Smash creator Sakurai sparks debate with his hot take on long games

Brianna Reeves
smash creator long games

Super Smash Bros. creator Masahiro Sakurai’s hot take about long games has sparked an interesting debate online.

On his very own YouTube channel, Masahiro Sakurai on Creating Games, the legendary developer spoke about the uniqueness of game writing.

Near the end of his video, Sakurai touched on why story and background information should wait so that players can jump right into the action at the start of a game.

He noted that, depending on the game, “The idea that ‘longer games are better’ is a thing of the past these days, so I’d say it’s best to just get to the good stuff as quickly as possible.”

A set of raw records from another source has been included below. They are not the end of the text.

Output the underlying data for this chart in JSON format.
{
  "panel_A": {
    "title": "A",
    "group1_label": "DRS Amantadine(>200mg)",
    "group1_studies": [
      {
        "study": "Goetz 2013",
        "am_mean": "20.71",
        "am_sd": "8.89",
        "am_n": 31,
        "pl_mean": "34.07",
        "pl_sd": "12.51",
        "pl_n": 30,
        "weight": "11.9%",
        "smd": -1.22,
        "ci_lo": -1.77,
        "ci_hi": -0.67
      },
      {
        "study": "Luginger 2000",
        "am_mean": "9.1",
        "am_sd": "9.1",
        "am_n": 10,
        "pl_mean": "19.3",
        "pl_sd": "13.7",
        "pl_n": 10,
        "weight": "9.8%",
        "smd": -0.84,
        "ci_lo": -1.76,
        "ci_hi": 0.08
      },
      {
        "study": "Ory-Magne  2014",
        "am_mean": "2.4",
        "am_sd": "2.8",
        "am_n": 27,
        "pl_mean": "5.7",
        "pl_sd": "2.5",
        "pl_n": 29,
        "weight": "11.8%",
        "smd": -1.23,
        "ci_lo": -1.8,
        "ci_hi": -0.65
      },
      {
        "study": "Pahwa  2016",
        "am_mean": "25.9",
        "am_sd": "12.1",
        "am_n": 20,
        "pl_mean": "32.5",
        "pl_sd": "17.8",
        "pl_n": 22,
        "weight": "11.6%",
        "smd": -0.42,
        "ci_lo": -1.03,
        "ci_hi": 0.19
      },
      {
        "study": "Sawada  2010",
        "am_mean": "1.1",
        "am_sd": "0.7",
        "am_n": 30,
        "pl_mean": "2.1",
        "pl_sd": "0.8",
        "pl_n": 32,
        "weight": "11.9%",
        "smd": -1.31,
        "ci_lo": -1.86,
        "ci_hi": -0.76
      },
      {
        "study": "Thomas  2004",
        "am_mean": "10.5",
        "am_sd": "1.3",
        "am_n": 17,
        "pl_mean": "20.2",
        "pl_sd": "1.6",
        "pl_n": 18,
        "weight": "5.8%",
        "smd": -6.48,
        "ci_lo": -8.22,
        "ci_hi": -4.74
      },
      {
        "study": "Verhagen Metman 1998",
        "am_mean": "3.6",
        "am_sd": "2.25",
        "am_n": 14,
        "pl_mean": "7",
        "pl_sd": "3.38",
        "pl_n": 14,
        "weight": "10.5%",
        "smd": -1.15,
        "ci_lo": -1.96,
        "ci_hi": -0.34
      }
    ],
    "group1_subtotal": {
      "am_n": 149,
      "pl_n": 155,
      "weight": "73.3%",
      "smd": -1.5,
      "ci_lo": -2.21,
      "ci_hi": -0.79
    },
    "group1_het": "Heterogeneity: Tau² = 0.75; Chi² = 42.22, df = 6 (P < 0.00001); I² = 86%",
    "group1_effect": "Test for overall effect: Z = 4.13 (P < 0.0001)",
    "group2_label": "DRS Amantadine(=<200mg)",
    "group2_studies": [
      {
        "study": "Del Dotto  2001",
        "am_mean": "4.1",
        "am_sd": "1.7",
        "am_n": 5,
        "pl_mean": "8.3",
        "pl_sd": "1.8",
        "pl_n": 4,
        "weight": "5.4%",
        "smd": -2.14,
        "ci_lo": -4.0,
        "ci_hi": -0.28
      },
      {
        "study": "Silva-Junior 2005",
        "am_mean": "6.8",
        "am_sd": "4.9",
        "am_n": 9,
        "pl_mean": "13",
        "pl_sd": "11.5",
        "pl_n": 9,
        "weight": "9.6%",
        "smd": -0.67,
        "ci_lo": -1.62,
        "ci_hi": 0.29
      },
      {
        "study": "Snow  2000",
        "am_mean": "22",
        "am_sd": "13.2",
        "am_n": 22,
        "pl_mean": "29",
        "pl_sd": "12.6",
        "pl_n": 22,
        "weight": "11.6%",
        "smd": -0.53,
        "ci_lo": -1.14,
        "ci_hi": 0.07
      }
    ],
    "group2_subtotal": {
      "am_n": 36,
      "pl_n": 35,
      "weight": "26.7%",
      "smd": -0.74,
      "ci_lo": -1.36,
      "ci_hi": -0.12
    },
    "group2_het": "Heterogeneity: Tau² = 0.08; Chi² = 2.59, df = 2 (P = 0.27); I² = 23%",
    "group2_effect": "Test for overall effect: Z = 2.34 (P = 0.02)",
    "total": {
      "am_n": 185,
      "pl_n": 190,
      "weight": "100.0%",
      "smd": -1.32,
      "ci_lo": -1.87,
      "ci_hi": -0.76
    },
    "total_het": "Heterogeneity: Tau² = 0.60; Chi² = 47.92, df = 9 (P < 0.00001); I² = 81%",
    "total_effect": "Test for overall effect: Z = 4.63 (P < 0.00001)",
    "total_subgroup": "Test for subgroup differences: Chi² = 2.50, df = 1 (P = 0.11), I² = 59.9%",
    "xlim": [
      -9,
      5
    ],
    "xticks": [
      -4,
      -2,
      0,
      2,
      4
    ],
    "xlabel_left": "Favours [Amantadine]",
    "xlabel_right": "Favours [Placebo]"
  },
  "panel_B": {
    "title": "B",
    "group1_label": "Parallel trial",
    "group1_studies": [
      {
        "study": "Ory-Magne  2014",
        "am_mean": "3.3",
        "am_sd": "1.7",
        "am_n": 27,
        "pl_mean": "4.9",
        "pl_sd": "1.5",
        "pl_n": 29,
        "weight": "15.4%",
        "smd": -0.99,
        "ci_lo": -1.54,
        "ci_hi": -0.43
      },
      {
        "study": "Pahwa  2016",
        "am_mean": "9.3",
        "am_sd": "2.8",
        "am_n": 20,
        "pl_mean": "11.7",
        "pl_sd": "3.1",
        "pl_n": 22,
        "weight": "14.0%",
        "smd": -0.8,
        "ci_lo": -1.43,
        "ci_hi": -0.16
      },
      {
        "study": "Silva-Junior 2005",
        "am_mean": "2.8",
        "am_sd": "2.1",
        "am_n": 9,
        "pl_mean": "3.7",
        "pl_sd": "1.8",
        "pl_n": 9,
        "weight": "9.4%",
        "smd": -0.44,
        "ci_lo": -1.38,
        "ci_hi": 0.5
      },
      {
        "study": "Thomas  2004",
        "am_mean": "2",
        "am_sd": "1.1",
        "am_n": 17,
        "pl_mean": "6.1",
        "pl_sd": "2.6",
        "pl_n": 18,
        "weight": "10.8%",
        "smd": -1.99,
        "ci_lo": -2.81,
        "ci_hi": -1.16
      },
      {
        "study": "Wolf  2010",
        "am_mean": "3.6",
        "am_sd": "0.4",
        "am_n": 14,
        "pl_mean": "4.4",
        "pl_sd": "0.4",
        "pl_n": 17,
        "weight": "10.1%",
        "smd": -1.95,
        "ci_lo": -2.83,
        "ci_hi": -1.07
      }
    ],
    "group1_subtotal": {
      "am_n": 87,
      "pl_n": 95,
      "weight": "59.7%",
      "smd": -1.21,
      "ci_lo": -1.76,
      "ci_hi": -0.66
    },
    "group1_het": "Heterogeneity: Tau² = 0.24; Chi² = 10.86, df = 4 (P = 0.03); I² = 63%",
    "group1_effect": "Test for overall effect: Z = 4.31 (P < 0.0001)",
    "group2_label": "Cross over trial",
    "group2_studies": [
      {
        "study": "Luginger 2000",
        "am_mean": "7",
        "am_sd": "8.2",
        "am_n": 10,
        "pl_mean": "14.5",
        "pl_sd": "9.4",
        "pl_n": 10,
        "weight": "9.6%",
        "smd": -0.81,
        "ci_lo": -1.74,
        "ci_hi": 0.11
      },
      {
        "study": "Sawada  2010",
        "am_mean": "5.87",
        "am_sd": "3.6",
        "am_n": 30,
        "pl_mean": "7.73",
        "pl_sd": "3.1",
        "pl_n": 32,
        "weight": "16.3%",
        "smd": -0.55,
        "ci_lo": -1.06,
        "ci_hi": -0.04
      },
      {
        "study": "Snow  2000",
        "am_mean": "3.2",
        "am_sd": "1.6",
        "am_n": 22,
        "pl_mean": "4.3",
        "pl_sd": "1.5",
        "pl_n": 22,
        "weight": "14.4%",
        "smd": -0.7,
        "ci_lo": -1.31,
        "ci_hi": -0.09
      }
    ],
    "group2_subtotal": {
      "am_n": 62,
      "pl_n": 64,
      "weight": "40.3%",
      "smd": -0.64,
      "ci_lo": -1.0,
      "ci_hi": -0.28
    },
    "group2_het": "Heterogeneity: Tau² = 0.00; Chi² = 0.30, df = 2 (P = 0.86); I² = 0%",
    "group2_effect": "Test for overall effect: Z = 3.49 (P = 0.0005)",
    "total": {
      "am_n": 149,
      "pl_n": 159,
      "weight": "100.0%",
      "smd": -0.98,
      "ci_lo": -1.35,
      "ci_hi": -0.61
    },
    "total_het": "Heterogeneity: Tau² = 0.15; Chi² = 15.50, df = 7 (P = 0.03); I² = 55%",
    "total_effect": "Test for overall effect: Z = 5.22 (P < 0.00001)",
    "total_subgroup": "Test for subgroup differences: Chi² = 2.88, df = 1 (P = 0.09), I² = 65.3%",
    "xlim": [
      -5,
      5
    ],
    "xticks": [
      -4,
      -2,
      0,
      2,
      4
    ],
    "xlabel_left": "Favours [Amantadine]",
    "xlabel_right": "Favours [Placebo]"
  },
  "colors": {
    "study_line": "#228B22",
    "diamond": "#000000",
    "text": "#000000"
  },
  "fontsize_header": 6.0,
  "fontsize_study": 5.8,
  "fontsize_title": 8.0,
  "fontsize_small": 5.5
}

Smash creator Masahiro Sakurai sparks debate about long games

Twitter user hatok argued that this hot take from Sakurai “feels really out of touch.” Yet, replies to the post suggest many gaming enthusiasts believe otherwise.

“It’s a growing sentiment (a good one too),” one person pointed out in the replies. Several other people chimed in to say they simply don’t have enough time for longer games.

Someone else added, “I think this is the majority opinion now though. I think the people preferring longer games are the niche group.”

The original poster disagreed, specifically citing the unceasing popularity of open-world games like Tears of the Kingdom.

As others noted, however, the Smash creator’s argument about long games doesn’t necessarily apply to the open-world genre. “Minecraft is an open-world game, but you can *beat* Minecraft in under 30 minutes.”

How many people have time to sit through a 30-minute prologue, play a tutorial, then watch yet another lengthy cutscene? Such discussion recently reared its head following the launch of Final Fantasy 16, as many players felt its cutscenes lasted far too long.

smash creator long games
Some FF16 players weren’t happy about the length of cutscenes.

The length of video games has been the topic of much debate for several years, picking up steam during the PS3 and Xbox 360 era.

As publishers used online passes and tacked-on multiplayer modes to combat the used game market, games also became far more robust. More content didn’t necessarily engender better content, though.

After all, this was the generation that birthed Ubisoft’s open-world formula, wherein sandboxes became packed with radio towers and other arbitrary tasks.

Sakurai’s comments about the storytelling and gameplay aspect of it all suggest this is one discussion that won’t soon come to an end.